Technology certainly changed the way we operate here at the newspaper now from how we operated when I started here in 1984.
For one thing, the number of people it takes to produce the weekly newspaper dropped as a result of speed.
When I started, a composing department included folk who made up ads using clip art, typesetting machines, paste-up boards and wax. Pica poles and X-Acto knives were tools of the trade. The department also included a day typesetter for news copy and some ad copy, and me, the night typesetter.
Back then, some of us worked through the nights Monday and Tuesday to get the paper hand-delivered to the printer by 5 a.m. Wednesday.
We used Compugraphic typesetting and photosetting machines — at that time a crucial advantage to newspapers in cost-effectiveness and speed over the previous hot-type method.
The screen on the typesetting machine was small. You could only see a few words at a time so your errors showed up later. This created punched tape — impossible to read — fed into a large machine that produced type on light-sensitive paper.

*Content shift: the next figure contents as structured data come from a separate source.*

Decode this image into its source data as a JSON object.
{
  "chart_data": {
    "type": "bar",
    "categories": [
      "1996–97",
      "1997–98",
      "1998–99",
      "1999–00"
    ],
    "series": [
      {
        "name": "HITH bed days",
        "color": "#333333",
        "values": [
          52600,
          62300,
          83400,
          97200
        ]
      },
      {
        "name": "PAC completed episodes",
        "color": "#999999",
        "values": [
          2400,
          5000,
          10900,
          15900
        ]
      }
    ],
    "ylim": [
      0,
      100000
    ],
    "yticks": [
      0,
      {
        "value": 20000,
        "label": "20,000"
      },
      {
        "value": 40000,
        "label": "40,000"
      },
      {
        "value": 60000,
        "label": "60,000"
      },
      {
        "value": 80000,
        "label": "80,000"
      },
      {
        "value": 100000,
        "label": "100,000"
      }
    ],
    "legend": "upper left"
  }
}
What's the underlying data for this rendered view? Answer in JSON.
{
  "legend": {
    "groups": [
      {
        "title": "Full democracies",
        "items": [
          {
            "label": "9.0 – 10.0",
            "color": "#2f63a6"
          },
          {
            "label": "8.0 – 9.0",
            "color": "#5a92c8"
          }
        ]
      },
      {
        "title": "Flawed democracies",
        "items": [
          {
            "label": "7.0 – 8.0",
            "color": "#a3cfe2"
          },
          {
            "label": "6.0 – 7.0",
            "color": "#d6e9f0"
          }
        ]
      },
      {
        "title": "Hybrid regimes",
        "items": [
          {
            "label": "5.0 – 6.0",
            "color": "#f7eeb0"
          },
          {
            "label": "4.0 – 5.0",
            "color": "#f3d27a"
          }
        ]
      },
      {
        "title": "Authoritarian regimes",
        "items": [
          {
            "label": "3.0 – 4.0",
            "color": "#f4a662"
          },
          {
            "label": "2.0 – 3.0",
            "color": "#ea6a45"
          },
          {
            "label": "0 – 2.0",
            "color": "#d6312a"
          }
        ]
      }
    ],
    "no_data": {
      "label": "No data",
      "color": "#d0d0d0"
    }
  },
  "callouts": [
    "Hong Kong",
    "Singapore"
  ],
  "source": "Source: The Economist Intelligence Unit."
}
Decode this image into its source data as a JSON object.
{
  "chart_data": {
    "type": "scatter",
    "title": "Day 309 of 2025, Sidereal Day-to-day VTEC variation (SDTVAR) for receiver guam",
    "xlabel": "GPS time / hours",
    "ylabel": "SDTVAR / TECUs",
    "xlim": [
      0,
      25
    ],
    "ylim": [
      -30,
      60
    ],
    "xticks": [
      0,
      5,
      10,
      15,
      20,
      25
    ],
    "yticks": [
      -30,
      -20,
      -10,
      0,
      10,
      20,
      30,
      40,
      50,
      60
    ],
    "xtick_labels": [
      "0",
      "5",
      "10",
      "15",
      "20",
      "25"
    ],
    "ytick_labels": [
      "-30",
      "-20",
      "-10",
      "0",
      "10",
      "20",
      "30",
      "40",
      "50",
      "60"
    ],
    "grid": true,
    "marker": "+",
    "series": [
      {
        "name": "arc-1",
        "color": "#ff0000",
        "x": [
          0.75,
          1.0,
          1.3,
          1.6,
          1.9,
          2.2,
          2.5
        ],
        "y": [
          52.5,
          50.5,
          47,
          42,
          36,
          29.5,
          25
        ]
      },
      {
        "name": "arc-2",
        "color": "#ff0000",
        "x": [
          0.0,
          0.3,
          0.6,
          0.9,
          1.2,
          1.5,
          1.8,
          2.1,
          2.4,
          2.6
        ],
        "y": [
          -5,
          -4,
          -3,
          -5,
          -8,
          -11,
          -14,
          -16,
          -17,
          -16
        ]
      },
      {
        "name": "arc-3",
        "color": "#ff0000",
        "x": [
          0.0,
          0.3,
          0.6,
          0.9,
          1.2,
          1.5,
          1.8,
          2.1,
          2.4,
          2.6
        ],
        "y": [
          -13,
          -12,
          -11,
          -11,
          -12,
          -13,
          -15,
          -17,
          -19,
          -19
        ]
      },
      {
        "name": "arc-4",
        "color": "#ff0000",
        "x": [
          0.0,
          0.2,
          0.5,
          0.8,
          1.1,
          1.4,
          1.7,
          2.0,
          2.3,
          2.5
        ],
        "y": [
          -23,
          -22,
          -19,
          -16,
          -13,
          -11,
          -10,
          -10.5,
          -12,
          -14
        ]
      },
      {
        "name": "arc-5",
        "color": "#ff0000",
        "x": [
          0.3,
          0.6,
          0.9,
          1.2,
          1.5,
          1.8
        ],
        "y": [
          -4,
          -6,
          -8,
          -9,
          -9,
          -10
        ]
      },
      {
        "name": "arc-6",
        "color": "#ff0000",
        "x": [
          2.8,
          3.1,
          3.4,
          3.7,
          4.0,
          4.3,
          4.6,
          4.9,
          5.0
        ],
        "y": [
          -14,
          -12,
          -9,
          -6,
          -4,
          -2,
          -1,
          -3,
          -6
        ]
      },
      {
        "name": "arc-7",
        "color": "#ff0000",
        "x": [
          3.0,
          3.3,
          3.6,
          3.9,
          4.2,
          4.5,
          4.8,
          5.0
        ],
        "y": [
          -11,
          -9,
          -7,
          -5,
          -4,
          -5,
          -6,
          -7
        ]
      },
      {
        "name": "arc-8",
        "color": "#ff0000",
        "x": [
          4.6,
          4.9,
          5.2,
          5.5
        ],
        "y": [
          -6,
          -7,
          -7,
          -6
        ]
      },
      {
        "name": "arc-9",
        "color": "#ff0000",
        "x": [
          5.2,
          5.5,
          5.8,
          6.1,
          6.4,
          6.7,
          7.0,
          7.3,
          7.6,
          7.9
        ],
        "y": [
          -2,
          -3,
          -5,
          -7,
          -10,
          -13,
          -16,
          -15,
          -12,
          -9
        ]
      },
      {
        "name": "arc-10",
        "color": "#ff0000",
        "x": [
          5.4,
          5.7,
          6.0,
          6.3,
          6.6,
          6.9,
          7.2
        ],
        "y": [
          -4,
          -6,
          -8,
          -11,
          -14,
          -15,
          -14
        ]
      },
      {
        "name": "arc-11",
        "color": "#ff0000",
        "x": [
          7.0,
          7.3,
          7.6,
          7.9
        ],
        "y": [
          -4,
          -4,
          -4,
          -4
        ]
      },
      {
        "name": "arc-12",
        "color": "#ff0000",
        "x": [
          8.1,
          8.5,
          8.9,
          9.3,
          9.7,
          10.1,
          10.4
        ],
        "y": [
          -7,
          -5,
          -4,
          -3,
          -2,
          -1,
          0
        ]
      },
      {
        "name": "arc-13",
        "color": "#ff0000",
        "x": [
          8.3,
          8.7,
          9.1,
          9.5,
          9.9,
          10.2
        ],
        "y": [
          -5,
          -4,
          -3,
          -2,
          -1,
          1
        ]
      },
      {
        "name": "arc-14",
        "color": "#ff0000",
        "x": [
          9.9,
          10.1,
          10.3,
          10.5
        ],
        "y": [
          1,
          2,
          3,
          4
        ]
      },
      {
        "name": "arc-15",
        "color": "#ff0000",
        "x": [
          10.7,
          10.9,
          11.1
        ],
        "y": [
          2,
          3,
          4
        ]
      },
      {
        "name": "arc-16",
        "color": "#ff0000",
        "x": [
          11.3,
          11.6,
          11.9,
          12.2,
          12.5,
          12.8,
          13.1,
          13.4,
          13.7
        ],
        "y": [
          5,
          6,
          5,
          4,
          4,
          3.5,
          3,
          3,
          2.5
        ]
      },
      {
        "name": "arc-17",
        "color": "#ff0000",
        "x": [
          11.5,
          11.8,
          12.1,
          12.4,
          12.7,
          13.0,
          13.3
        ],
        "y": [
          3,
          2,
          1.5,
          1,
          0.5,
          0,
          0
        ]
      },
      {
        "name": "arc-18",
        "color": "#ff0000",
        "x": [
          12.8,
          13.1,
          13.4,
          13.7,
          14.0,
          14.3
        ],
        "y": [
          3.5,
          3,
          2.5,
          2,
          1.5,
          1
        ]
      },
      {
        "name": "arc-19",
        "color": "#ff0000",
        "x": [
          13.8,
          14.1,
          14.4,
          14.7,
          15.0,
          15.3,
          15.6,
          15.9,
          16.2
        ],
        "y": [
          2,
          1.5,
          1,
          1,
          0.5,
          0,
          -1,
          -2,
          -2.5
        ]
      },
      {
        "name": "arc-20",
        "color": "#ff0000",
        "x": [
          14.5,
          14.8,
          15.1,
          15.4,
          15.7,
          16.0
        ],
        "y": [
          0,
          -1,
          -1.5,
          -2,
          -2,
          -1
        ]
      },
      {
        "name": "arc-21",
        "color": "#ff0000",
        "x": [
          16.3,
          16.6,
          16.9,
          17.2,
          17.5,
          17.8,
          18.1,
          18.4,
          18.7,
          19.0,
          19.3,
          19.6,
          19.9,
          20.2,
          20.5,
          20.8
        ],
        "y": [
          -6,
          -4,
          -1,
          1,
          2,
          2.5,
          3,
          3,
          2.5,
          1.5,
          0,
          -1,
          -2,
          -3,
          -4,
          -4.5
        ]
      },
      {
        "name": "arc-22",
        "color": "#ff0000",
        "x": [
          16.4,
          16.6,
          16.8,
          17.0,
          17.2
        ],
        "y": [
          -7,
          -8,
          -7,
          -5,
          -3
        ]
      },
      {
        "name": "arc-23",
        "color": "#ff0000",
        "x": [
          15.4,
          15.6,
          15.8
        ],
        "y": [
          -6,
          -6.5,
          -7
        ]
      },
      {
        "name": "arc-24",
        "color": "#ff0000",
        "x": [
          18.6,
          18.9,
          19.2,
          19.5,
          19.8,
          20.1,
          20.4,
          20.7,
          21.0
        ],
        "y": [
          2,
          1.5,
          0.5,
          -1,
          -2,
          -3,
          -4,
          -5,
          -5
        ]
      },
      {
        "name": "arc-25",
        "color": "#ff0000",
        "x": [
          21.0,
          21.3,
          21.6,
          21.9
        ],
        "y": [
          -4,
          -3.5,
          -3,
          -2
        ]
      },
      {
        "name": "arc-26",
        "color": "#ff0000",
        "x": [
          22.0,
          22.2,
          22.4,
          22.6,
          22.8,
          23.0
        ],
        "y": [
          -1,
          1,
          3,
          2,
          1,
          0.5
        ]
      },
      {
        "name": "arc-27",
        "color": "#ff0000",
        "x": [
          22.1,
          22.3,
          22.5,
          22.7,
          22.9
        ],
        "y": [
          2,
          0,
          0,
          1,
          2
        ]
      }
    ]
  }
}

The paper was then taken to the darkroom and run through a developer onto paste-up paper. Then, someone would proof your errors and these would be fixed by requiring the retyping of that one line again.
We worked in the two stone buildings to the west of Creekstone Inn, the composing, front desk, darkroom and bookkeeping in the east building; editorial, circulation and paste-up in the west building.
I worked there for about a year and then returned in 1987 as the front-desk person in charge of answering phones, classifieds, service directory and legals. Then, the co-publisher died a month later and by summer, the business was sold.
New owners brought in the first commercial Apple computers, I was sent to Pennsylvania to train and when I returned, operations were now in the computer age and we were off.
Compared to today, those original programs and computers were primitive. The mouse was a clutzy thing, the monitor displays were in black and white, and were limited in graphics, and storage capacity was laughable. A megabyte seemed enormous to us.
But none of us could see the future and we still can’t. So, we were thrilled with the capabilities compared to what we had before.
We didn’t know that advancements would eventually allow the paper to be sent to the printer via something called the internet. That we would be able to “build” pages without our trusty X-Acto knives and wax. Ironically, we had a Town Crier website as early as 1995.
Even as late as the early 2000s, we were still “pasting up” the newspaper, and driving it down to the printer in Riverside late, late Tuesday or very early Wednesday, then waiting until it was printed to load it into the truck and drive it back.
Now, the paper is to the printer before 3 p.m. Tuesday. These printer deadlines would never have worked in the old days for TC staff but even the printer’s technology is computerized and far more advanced than before.
As we speak, a bunch of eggheads are out there now creating advancements we would never dream of that will change how we publish the Town Crier even next year. Right now, Jack’s just content with the little trailer and I’m happy the network didn’t crash.